The telecommunications policy announcement this week by Christian Paradis, the Minister of Industry, is a step in the right direction – of liberalization, that is – but unfortunately, in the short run, it will probably not lead to much more competition.

The Conservative government is slowly but steadily adopting many of the recommendations of the Competition Policy Review Panel, chaired by Lynton (Red) Wilson, which reported in 2008. In particular, it proposed a two-phase liberalization; in the first phase, foreign companies would be allowed to acquire Canadian telecom companies with no more than 10-per-cent market share; these firms could then grow from there. Three years later, Mr. Paradis has said the government will introduce a bill to this effect. (The government has not yet addressed the second phase, which would open up the large firms to foreign investment.)

If this had been done earlier, there would have been no occasion for the tortuous lawsuit about who exercised control of Globalive Communications Corp., in which the engagingly outspoken Egyptian businessman Naguib Sawiris had invested. Mercifully, that issue is now closed.

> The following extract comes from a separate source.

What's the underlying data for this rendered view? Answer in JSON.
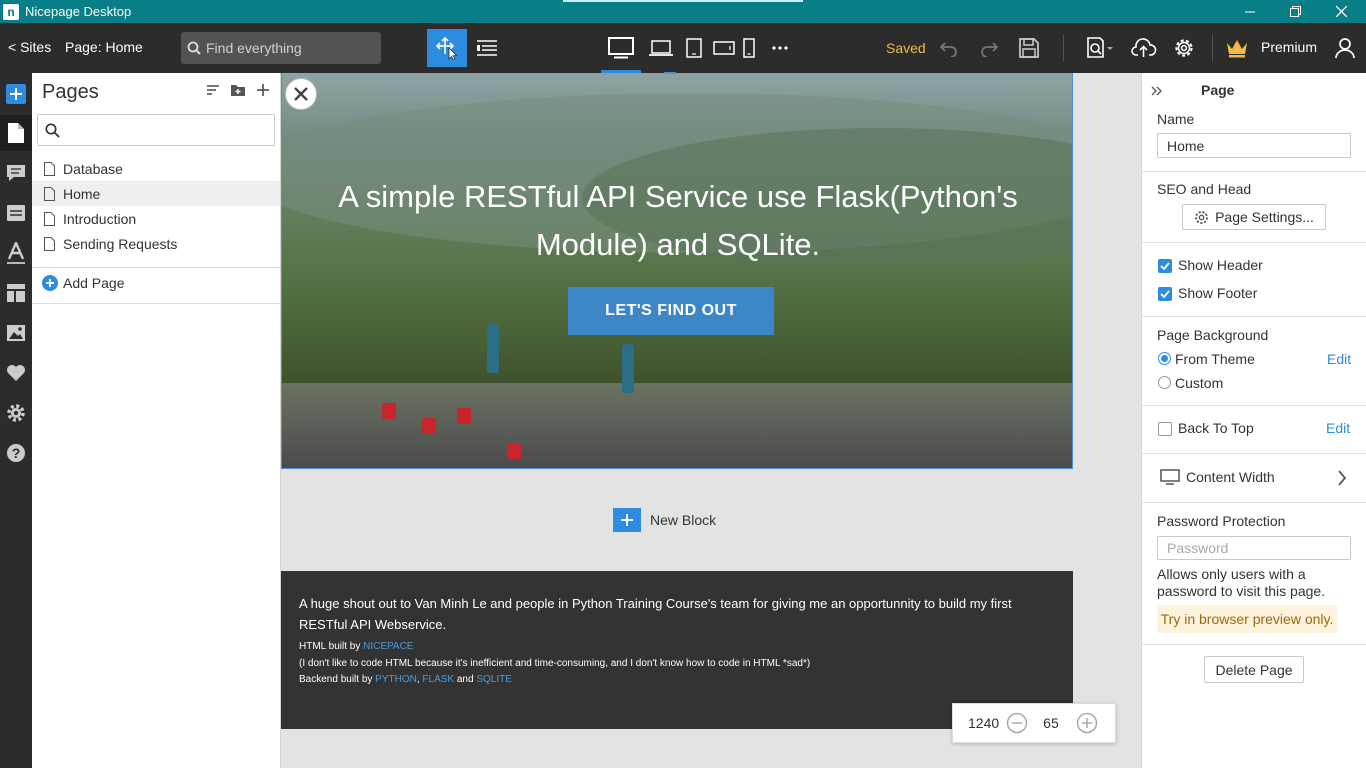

In 2008, the government set aside some spectrum for those smaller-market-share telecom firms. As a result, consumers were happy about the lower prices caused by greater competition, but the smaller, newer firms did not make much profit.

This time, Mr. Paradis is not proposing such set-asides for the smaller companies in the auctioning of the spectrum freed up by the ending of the rabbit-ears TV era. Instead, the government's priority has become better service to rural areas.

Consequently, as Ken Engelhart, a vice-president of Rogers Communications Corp., said to Iain Marlow of The Globe, "I don't think there's people lined up around the corner to buy the Canadian wireless new entrants." In other words, there is little prospect of new foreign investment in Canadian telecom companies.

Skeptics might think that the government, having won a majority, is turning more toward its electoral base; perhaps Mr. Engelhart meant this when he said the new auction arrangement is "bad public policy, but probably good politics."

Nonetheless, the government deserves credit for continuing to establish the principle of greater competition.